You get fast memory as a result. If you don’t care about the fast memory, there’s no good reason to buy this, with their motherboard. There’s a use case this serves which can’t be served by traditional slotted memory and the alternative is to buy 4-5 NVIDIA 3090/4090/5090. If you want that use case, then this is a pretty good deal.
Comment on Framework’s first desktop is a strange—but unique—mini ITX gaming PC
NuXCOM_90Percent@lemmy.zip 1 year ago
So… now Framework Corp is selling non-upgradable hardware?
I dunno. Conceptually I want to like Framework. But their pricing means it is basically never worth buying and upgrading versus just buying a new laptop (seriously, run the numbers. You basically save 10 bucks over two generations of shopping at Best Buy). But they also have a system that heavily encourages people to horde spare parts rather than just take it to an e-waste disposal facility/bin.
avidamoeba@lemmy.ca 1 year ago
NuXCOM_90Percent@lemmy.zip 1 year ago
And your phone isn’t repairable because it needs to be water proof. Your earbuds because of power efficiency. Etc.
Also, I suggest watching this www.youtube.com/watch?v=K3zB9EFntmA.
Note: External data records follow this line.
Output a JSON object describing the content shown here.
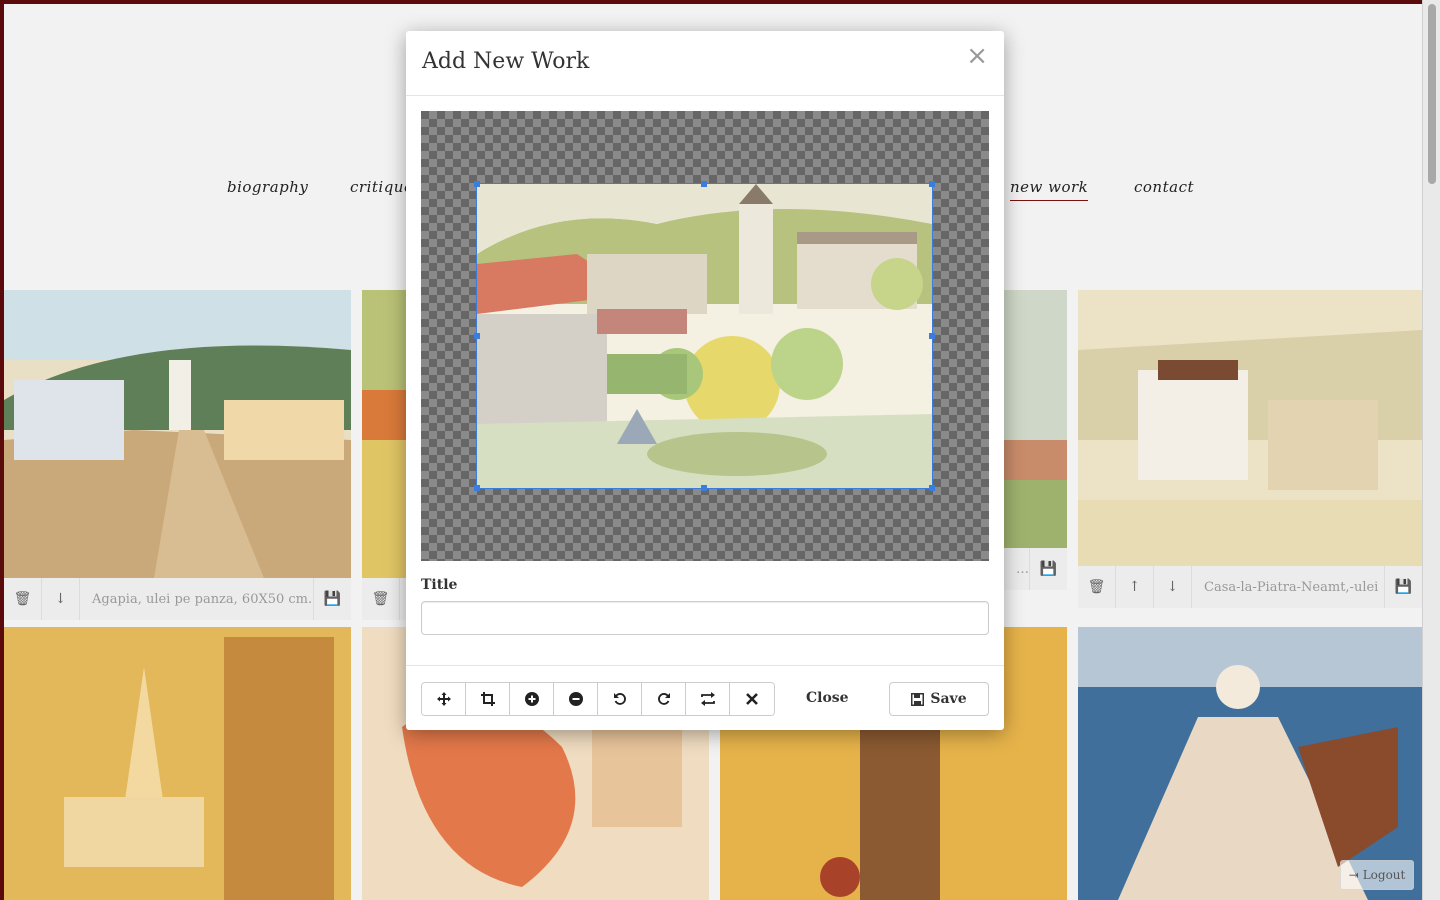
{
  "nav": {
    "items": [
      "biography",
      "critique",
      "new work",
      "contact"
    ],
    "active": "new work"
  },
  "gallery": {
    "captions": [
      "Agapia, ulei pe panza, 60X50 cm.",
      "Casa-la-Piatra-Neamt,-ulei",
      "…m."
    ]
  },
  "modal": {
    "title": "Add New Work",
    "close_symbol": "×",
    "field_label": "Title",
    "title_value": "",
    "title_placeholder": "",
    "tools": [
      {
        "name": "move-icon",
        "glyph": "✥"
      },
      {
        "name": "crop-icon",
        "glyph": "⌗"
      },
      {
        "name": "zoom-in-icon",
        "glyph": "+"
      },
      {
        "name": "zoom-out-icon",
        "glyph": "−"
      },
      {
        "name": "rotate-left-icon",
        "glyph": "↺"
      },
      {
        "name": "rotate-right-icon",
        "glyph": "↻"
      },
      {
        "name": "flip-icon",
        "glyph": "⇄"
      },
      {
        "name": "cancel-icon",
        "glyph": "✖"
      }
    ],
    "close_label": "Close",
    "save_label": "Save"
  },
  "logout_label": "Logout",
  "colors": {
    "accent": "#3b7ddd",
    "frame": "#5a0a0a",
    "nav_underline": "#7a1010"
  }
}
avidamoeba@lemmy.ca 1 year ago
As far as I read LPCAMM in its current state does not work for this. The electrical noise is too high. These things aren’t the same. A repairable waterproof phone can be made without glue by making it a bit thicker. In the case of RAM today, we’re hitting fundamental physics limitations with speed of electricity and noise. At this point the physical interconnect itself becomes a problem. Gold contact points become antennas that induce noise into adjacent parts of the system. I’m not trying to excuse Framework here. I’m saying that the difficulty here borders on the impossible. If this RAM was soldered and it had bandwidth no different than SODIMM or LPCAMM modules then I’d say Framework fucked up making it soldered, majorly. As I said, there’s no point buying this if you don’t care about the fast RAM and use cases that need it like LLMs. Regular ITX board with regular AM5 is the way to go.
brucethemoose@lemmy.world 1 year ago
It will be faster than most next-gen laptops, and it’s much cheaper than a similarly-specced Asus Z13. Strix Halo uses a quad channel bus and, 2 full Ryzen CCDs, and a 40 CU GPU. Its more than twice the size/performance of two true “laptop chips” put together.
Everything except the APU/RAM/Mobo combo is upgradable, and you don’t have to replace the whole machine if the board fails.
I mean, if you don’t need that kind of compute/RAM, this system is not for you, and old gaming desktops are probably better deals for pure gaming. But this thing 100% has a niche.
DacoTaco@lemmy.world 1 year ago
I think the framework desktop would be an absolute powerhouse as a workstation desktops.
Think developers ( that still use desktops ), people who do raw computational power for science, servers, ai development, …NuXCOM_90Percent@lemmy.zip 1 year ago
Everything except the APU/RAM/Mobo combo is upgradable, and you don’t have to replace the whole machine if the board fails.
So… storage, case, and USB C dongles?
Mac@mander.xyz 1 year ago
You can change the squares on the front panel!!!
/s
DacoTaco@lemmy.world 1 year ago
Fans, case, ports, side panel, …
Whatever you do with a pc, you can do with this.
Just not separately replace ram and cpu because of the cpu design of amd.Hell, it can be connected to another one to make on hell of a compute monster too.
Blue_Morpho@lemmy.world 1 year ago
A PC lets you replace the CPU, ram and plug in multiple pcie cards.
This is less upgradable than the average laptop.
NuXCOM_90Percent@lemmy.zip 1 year ago
Oh. Okay. As long as I can replace the side panel.
DacoTaco@lemmy.world 1 year ago
No, the pc is upgradable. They explicitly said in the event that the desktop was suppose to be an actual desktop with replaceable parts as much as technically possible
Mihies@programming.dev 1 year ago
At least memory is soldered on because of high throughout they say.
ilinamorato@lemmy.world 1 year ago
Maybe so. But the big difference is, you can upgrade iteratively rather than taking the entire hit of a new device all at once. So I can buy all of the individual components of my next laptop a few hundred dollars at a time over the course of a couple of years, and use them as I get them. By the time I’ve ship-of-theseus’d the whole device, I may have spent the same amount of money on that new computer, but I paced it how I wanted it. Then I put all of the old components into an enclosure and now I can use it as a media center or whatever. Plus, if something breaks, I can fix it.